The Centre’s 50-year interest-free loans for capital expenditure by states more than doubled on year to around Rs 30,000 crore so far in the current financial year, a senior government official said.
The total sanctions stood at Rs 40,000 crooe last week as against the budget estimate of Rs 1.5 lakh crore for all states in FY26.
“We are expecting the capex loan disbursements to states to reach around Rs 75,000 crore by September,” the official told FE.
Of the target of Rs 1.5 lakh crore for FY26, the Centre has already issued guidelines and conditionalities for Rs 1.39 lakh crore so far. It is likely to issue norms soon, possibly linked to ease of doing business parameters, for the balance Rs 11,000 crore such loans.
The Centre has linked two-thirds of capex loans earmarked for FY26 to governance reforms, including building municipal cadres, finance reforms, such as an integrated property tax portal, and urban land and planning reforms. Other conditions include achieving own capex growth and undertaking certain urban and rural infrastructure projects.
The Scheme for Special Assistance to States for Capital Investment (SASCI) has evolved from an initial Rs 12,000 crore in 2020-21 (during Covid-19) to Rs 1,50,000 crore in 2024-25, making the SASCI into a policy lever that incentivises critical reforms across states. Of the Rs 1,49,484 crore capex loans released to the states in FY25, half of that was for reforms or project-linked as outlined in the scheme.
The target for FY26 would also be met, officials said, adding that the states are now well prepared to take advantage of the scheme.
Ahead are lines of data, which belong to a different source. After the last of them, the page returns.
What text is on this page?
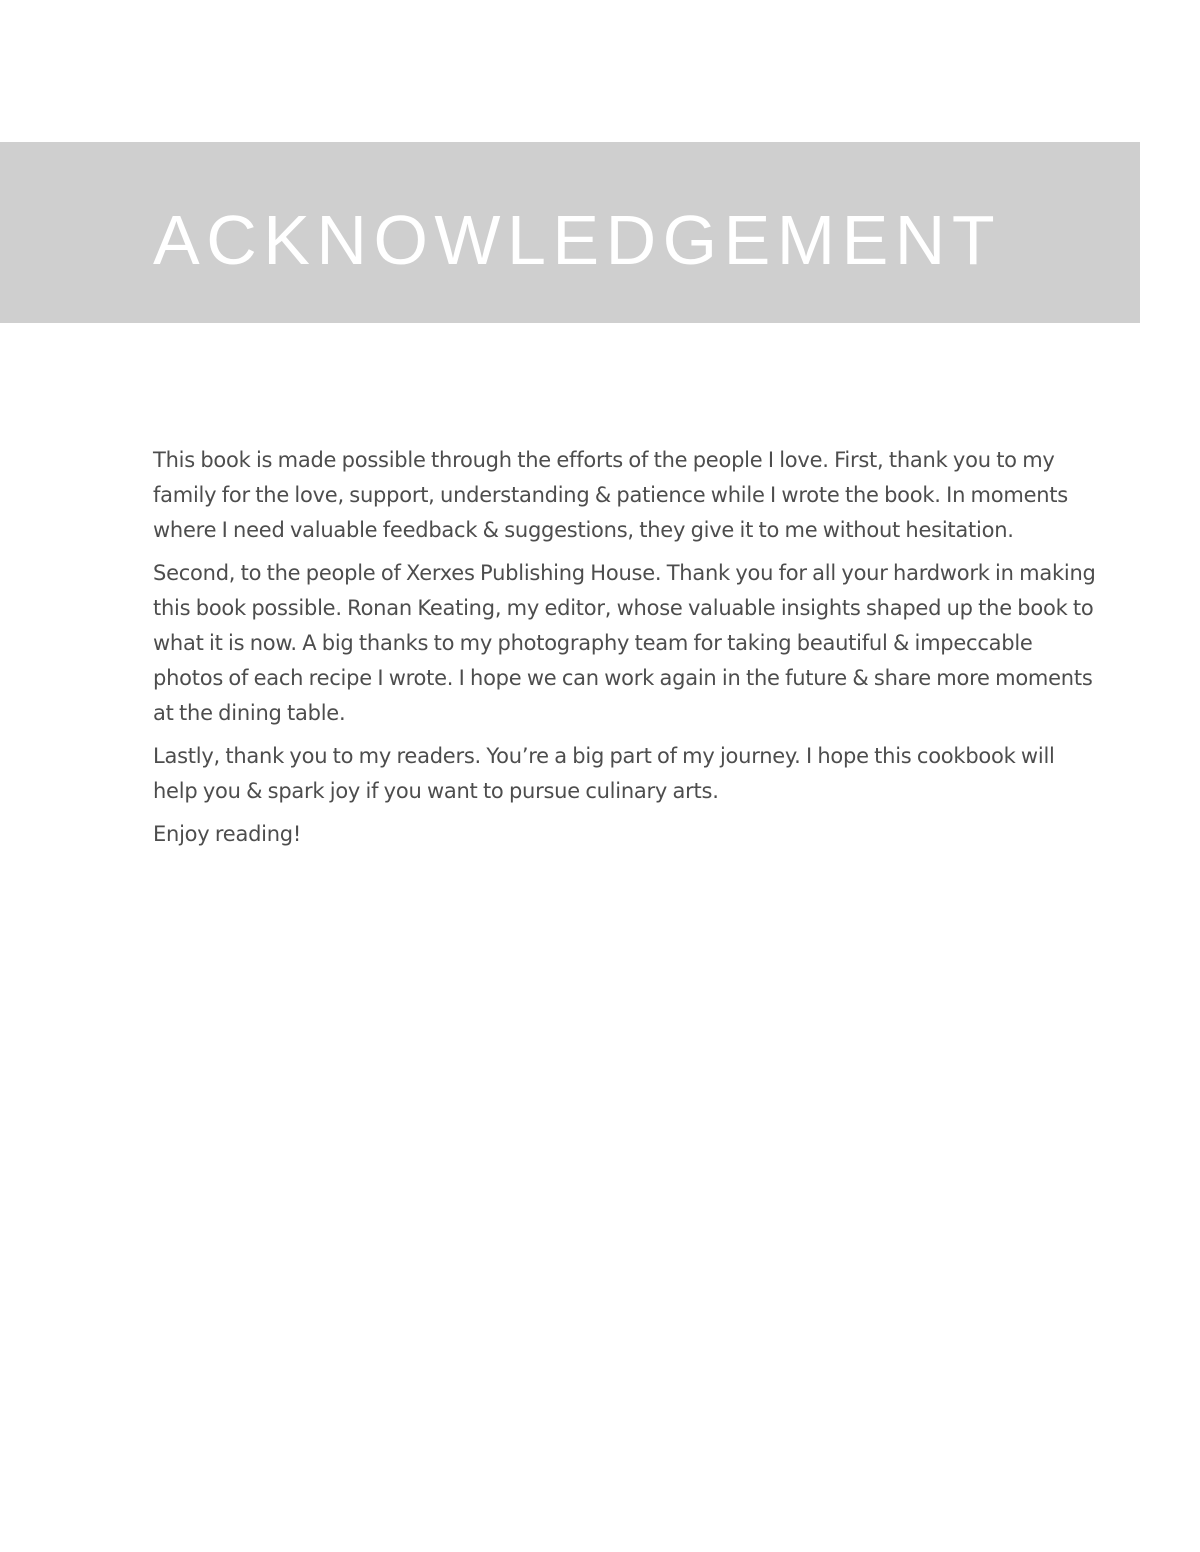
ACKNOWLEDGEMENT

This book is made possible through the efforts of the people I love. First, thank you to my family for the love, support, understanding & patience while I wrote the book. In moments where I need valuable feedback & suggestions, they give it to me without hesitation.

Second, to the people of Xerxes Publishing House. Thank you for all your hardwork in making this book possible. Ronan Keating, my editor, whose valuable insights shaped up the book to what it is now. A big thanks to my photography team for taking beautiful & impeccable photos of each recipe I wrote. I hope we can work again in the future & share more moments at the dining table.

Lastly, thank you to my readers. You’re a big part of my journey. I hope this cookbook will help you & spark joy if you want to pursue culinary arts.

Enjoy reading!
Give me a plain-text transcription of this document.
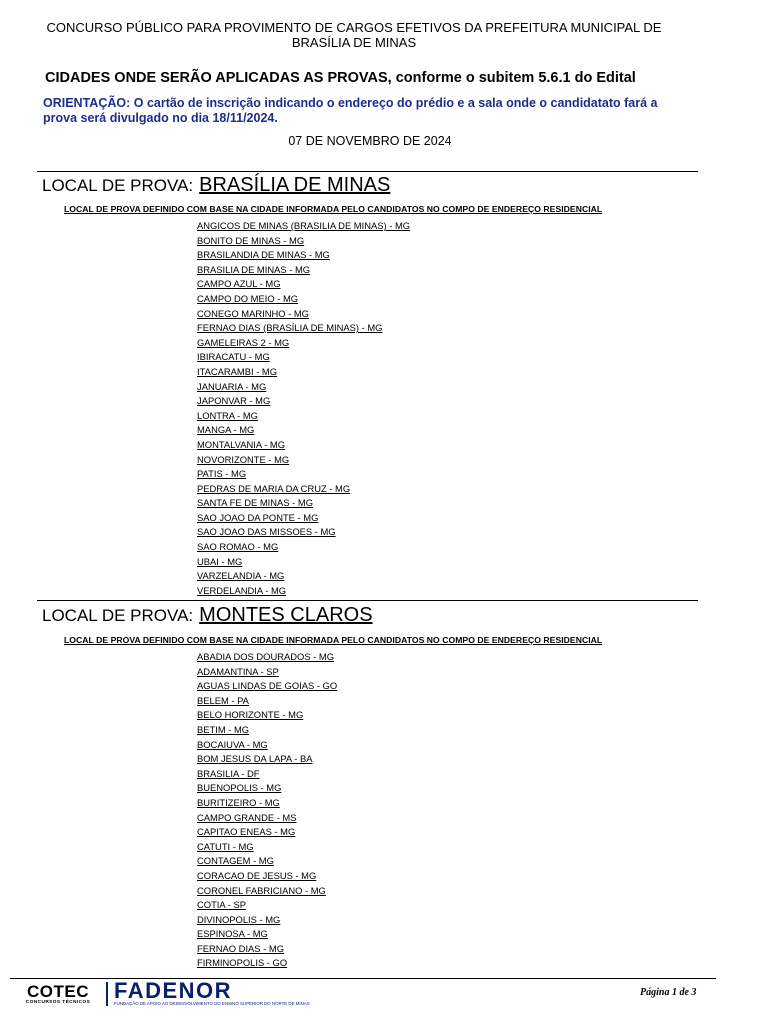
CONCURSO PÚBLICO PARA PROVIMENTO DE CARGOS EFETIVOS DA PREFEITURA MUNICIPAL DE
BRASÍLIA DE MINAS
CIDADES ONDE SERÃO APLICADAS AS PROVAS, conforme o subitem 5.6.1 do Edital
ORIENTAÇÃO: O cartão de inscrição indicando o endereço do prédio e a sala onde o candidatato fará a prova será divulgado no dia 18/11/2024.
07 DE NOVEMBRO DE 2024
LOCAL DE PROVA: BRASÍLIA DE MINAS
LOCAL DE PROVA DEFINIDO COM BASE NA CIDADE INFORMADA PELO CANDIDATOS NO COMPO DE ENDEREÇO RESIDENCIAL
ANGICOS DE MINAS (BRASILIA DE MINAS) - MG
BONITO DE MINAS - MG
BRASILANDIA DE MINAS - MG
BRASILIA DE MINAS - MG
CAMPO AZUL - MG
CAMPO DO MEIO - MG
CONEGO MARINHO - MG
FERNAO DIAS (BRASÍLIA DE MINAS) - MG
GAMELEIRAS 2 - MG
IBIRACATU - MG
ITACARAMBI - MG
JANUARIA - MG
JAPONVAR - MG
LONTRA - MG
MANGA - MG
MONTALVANIA - MG
NOVORIZONTE - MG
PATIS - MG
PEDRAS DE MARIA DA CRUZ - MG
SANTA FE DE MINAS - MG
SAO JOAO DA PONTE - MG
SAO JOAO DAS MISSOES - MG
SAO ROMAO - MG
UBAI - MG
VARZELANDIA - MG
VERDELANDIA - MG
LOCAL DE PROVA: MONTES CLAROS
LOCAL DE PROVA DEFINIDO COM BASE NA CIDADE INFORMADA PELO CANDIDATOS NO COMPO DE ENDEREÇO RESIDENCIAL
ABADIA DOS DOURADOS - MG
ADAMANTINA - SP
AGUAS LINDAS DE GOIAS - GO
BELEM - PA
BELO HORIZONTE - MG
BETIM - MG
BOCAIUVA - MG
BOM JESUS DA LAPA - BA
BRASILIA - DF
BUENOPOLIS - MG
BURITIZEIRO - MG
CAMPO GRANDE - MS
CAPITAO ENEAS - MG
CATUTI - MG
CONTAGEM - MG
CORACAO DE JESUS - MG
CORONEL FABRICIANO - MG
COTIA - SP
DIVINOPOLIS - MG
ESPINOSA - MG
FERNAO DIAS - MG
FIRMINOPOLIS - GO
COTEC
CONCURSOS TÉCNICOS	FADENOR
FUNDAÇÃO DE APOIO AO DESENVOLVIMENTO DO ENSINO SUPERIOR DO NORTE DE MINAS
Página 1 de 3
Even though the capex support scheme of the Centre has been running for the six year in a row, the Centre for the first time allocated Rs 6,000 crore as incentive to states for digital public infrastructure for agriculture including farmers registry and digital crop survey. The states would have to adopt digital systems for development and maintenance of the state’s farmers’ registry to the state’s land record system and to digitise and standardise crop enumeration process using the digital crop survey programme.
To encourage efficiency in financial management, an amount of Rs 6,000 crore has been allocated to incentivise the states for onboarding 29 centrally sponsored schemes in the SNA SPARSH platform for the ‘just-in-time’ release of funds mechanism to curb floating of funds. The states would also be required to operationalise Aadhar based direct benefit transfer (DBT) payment mechanism with RBI and NPCI under all DBT schemes.